2025: I think another notable one for me was later in my career when I was working in Rev/Glacier, there was a fellow had fallen into a crevasse. He was on the outskirts of Kluane National Park and he was a sledder. He was outside the park but none the less, the expertise initially came from the park. The person unfortunately hadn’t survived but his family really wanted to recover his body and insisted that Parks or somebody try to get this fellow out. But it was not without risk because there was a lot of objective hazard, overhead hazard, it was in the middle of an icefall so it was very dangerous. A local Public Safety Specialist in Kluane did go and do an assessment and felt that the risk was too great for somebody who was deceased. About a week later a mountain guide had fallen into a crevasse in an area near Atlin, British Columbia, a few hundred kilometers away but still kind of in the same neck of the woods, unfortunately also deceased, so now we had two people whose families wanted to have them recovered. In both cases, families were willing to ask less trained people to go and get there loved ones. So in the end, we got a special team from the Mountain Parks to respond, Max Darrah from Jasper, Brian Webster from Banff, Chris Gooliaff from Lake Louise and myself from Revelstoke/Glacier went up north. We flew in an RCMP plane from Springbank Airport to Haines Junction, then got into a helicopter and flew to Atlin and did a significant rescue in very poor conditions, poor weather, poor visibility, flat light, late at night, lots of overhead hazard but we managed to do it and we got the guide out of the crevasse. Spent the night in Atlin and then the next day, we flew in a helicopter overland to the outskirts of Kluane National Park, and managed remotely to get the other person out of the crevasse, flew back to Haines Junction and then flew home. That was over four days. It was pretty big. It was in 2011. I have lots of stories, it’s hard to pick one over another.

Quinzee
2550: One notable one, again, early days in Jasper and myself and Steve Blake had just successfully finished our assistant guides exam. I was living at Sunwapta at the time and I hadn’t even had a shower. I’d been on this course for almost two weeks and the last week was up the Robson area, camping, and I had just got home, found out I’d been successful which was great, nice to know.
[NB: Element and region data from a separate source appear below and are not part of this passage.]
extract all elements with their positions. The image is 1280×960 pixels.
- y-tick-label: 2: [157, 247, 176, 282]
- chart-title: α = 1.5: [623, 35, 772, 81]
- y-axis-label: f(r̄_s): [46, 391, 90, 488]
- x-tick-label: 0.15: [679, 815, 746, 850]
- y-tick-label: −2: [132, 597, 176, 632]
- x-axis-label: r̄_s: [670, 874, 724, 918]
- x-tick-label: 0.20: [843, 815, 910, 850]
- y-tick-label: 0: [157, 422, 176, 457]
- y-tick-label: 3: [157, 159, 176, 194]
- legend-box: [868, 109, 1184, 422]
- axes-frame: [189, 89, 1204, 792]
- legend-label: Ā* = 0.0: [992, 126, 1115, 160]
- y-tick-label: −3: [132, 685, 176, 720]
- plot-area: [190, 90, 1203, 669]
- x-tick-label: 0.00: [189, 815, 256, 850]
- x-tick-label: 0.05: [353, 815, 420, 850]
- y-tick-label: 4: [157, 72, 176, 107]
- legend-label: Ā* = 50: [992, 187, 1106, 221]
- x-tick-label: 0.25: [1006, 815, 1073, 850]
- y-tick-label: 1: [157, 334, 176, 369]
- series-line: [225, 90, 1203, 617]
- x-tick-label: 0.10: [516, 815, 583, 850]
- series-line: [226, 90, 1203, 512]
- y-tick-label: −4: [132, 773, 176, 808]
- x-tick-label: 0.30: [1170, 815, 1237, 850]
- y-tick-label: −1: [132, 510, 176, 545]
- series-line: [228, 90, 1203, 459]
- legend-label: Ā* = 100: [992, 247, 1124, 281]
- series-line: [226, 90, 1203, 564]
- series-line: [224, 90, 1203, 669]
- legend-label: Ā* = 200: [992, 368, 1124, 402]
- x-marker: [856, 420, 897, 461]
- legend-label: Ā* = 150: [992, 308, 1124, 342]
I was just about to hop into the shower when I got the phone call that there was somebody in a crevasse (again) on the Columbia icefields. Steve was in the same boat. He may have had a shower or not, I don’t know but all of a sudden, the two of us were going to be the first team inserted to try and extract this woman who had fallen into a crevasse right underneath Snow Dome. So for context, if you are ever going up to the Columbia Icefields via the Athabasca Glacier, there is one spot that you do not what to spend any time and that’s underneath the icefall on Snow Dome. So what people typically do is once they reach that hazard zone, they move as quickly as possible to get past it. Once past it, you can take your time again. I’ve been up and down that glacier many, many times and that is the rule of thumb. Preamble to this rescue, is there had been a team of 4 people who had gone to climb Mt. Columbia and they had gotten up onto the icefield and had gotten snowed in for several days and they were on their way out. But they were not particularly skilled skiers and back in those days, most people were on old telemark gear (not alpine touring gear) and big heavy overnight packs. They started skiing down the headwall, roped up, as you would, because there are lots of crevasses in the area, but it was extremely challenging and they kept falling and if one person fell, then everybody fell. The rope would come tight, pull all of them over so finally one person had had enough and untied from the rope. As everybody got more frustrated, they untied from the rope until finally, there was only one person skiing down attached to the rope, and everyone else was just skiing down. When they got past the Snow Dome icefall, they convened and they were missing somebody. When they backtracked, it was hard to follow their tracks as the wind blew them in, but the person actually had a whistle and one person had strayed a little further and fell 50 feet down a crevasse, landing face down on a snow bridge with her pack on top of her, but at least they’d found her.